Idealist.org and iHipo
While Idealist.org is a more time-tested and proven resource, both are more job boards than agencies offering international internship opportunities exclusively. However, thousands of postings made by employers on the websites are specifically for companies looking for international individuals to fill internships and job positions. Although they both offer less hand-holding through the placement process than other agencies, they do have informational sections on CV/resume and cover letter writing, interview tips, and internship resources for advice on matching yourself with the best opportunity possible.
Research, Research, Research...
The programs cited above are just a sampling of the many fine internships available, and there are many more you should examine that are country-specific. Go to our section on internships for more region and country options.
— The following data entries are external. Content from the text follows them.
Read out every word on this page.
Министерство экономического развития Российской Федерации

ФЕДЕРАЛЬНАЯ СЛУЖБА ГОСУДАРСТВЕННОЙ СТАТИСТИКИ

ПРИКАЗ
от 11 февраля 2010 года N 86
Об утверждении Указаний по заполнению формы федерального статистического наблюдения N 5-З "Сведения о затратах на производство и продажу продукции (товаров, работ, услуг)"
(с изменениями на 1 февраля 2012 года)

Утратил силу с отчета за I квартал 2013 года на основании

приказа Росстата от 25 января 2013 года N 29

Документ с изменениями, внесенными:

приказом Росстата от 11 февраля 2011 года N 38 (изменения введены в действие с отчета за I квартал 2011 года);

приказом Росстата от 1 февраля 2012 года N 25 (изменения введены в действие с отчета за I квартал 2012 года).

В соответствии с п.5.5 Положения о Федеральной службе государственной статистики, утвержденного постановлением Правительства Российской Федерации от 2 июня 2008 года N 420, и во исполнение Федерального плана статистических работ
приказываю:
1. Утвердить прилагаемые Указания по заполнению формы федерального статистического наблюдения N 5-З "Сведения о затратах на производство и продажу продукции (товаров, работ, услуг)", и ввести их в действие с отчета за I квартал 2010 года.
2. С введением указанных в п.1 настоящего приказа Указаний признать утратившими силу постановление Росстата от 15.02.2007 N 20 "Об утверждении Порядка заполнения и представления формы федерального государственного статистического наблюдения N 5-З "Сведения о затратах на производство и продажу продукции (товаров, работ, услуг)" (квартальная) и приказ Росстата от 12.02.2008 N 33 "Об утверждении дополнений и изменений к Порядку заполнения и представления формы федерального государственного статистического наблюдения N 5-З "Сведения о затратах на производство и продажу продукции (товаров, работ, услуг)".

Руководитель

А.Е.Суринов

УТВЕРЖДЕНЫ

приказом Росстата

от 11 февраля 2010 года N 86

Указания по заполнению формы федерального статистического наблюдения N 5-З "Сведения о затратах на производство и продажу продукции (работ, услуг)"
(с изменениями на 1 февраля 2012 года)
Do not hesitate to search the web and dedicated web database sites, but always do your due diligence. Try to contact as many alumni as are made available by the internship provider. Respectfully ask probing and unexpected questions to see if the participants' answers jive.
There has been a sudden surge of websites offering reviews of internship programs. Use the reviews as one element in making up your mind, as most reviews cannot truly be independently audited and are often positive in every respect, e.g. 10 out of 10 ratings across the board, or the review may conversely be the result of a mismatch or malcontent. We all know that food or hotel rating sites are often not dependable in all cases, and as part of such a huge decision, such opinions should be carefully scrutinized.
Internships vs Volunteering
Keep in mind that the distinction between internships and volunteering is often fuzzy, and sometimes that is inescapable. But do try to ensure that you come out of your experience with some skills relating to what you may wish to do later in life keeping in mind the potential program cost, especially given the nature of the economic times in which we find ourselves.
Most universities have connections with schools or programs in other countries. Talk to your academic advisor to find out what your university has to offer, and how well they fit your education and career goals. Also, respectfully discuss with your advisor any private organizations you are contemplating attending for their feedback. Advisors often have heard direct reports from students who have participated in internship organizations or may contact their peers on academic forums and bulletin boards regarding reputation and other questions you may have.
Choosing the right internship is a very important decision, often involving a substantial fee covering preparation, housing, placement, etc., and should be made with the life-changing consequences in mind. Fortunately, the impact of an internship for students and graduates—as with those surveyed who studied abroad—generally is rewarding personally and in terms of future professional job prospects.
Chelsea Baldwin is a freelance writer and world traveler. She completed two internships abroad: one in community development and another in web content development. She currently works as a freelance writer looking forward to starting her life as an expatriate.